My Grandparents Bernard and Vivian have always and will forever be two of my biggest influences, both in how I carry myself and how I celebrate Maine and its people in my work. Bernard Bean or “Bunny” as we called him was a larger than life figure. His ability to retell a story from any period of his life and recall every aspect of every character involved was unparalleled, and he had a lot of stories to tell. In his life he worked as a Maine guide with his father, and was a part of some of the last log drives in Maine. He also worked as an electrical superintendent and retired as the manager of construction for the Wade and Searway company. After high school he attended the Navy’s Airman School in Memphis, Tenn., and graduated as an aircraft engine mechanic. He served proudly on the aircraft carrier USS Cabot for two years and 11 months, serving during the Korean War until his discharge on Jan. 14, 1952.
That year he returned to civilian life and married a woman who had been infatuated with him since she was just 11 years old, my Grandmother Vivian. A top student, she completed only one year of high school because of her mother’s passing. Her mother’s last request was that Vivian keep her six siblings together and help her father raise them.
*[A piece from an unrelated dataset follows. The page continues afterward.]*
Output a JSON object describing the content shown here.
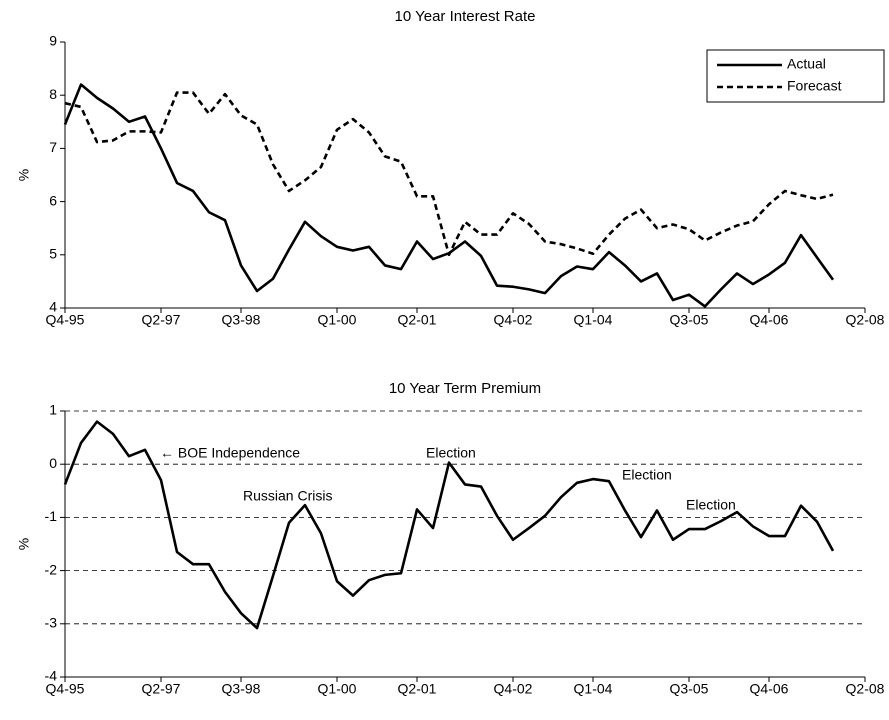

At the young age of 15 she took to this task and also worked the night shift at Kennebec Veneer Mill, while caring for the family during the day. She overcame five different types of cancer throughout her life and through it all kept a positive outlook. In fact I can’t recall ever hearing her complain about a thing. Always a symbol of strength and perseverance her favorite song said a lot about her character and the way she carried herself, “Que Sera, Sera” (Whatever Will Be, Will Be). I am incredibly lucky to have known these two beautiful people, and I owe them endless thanks.
Tony, you know I’m gonna miss you little guy. You big orange beauty, have fun in kitty heaven.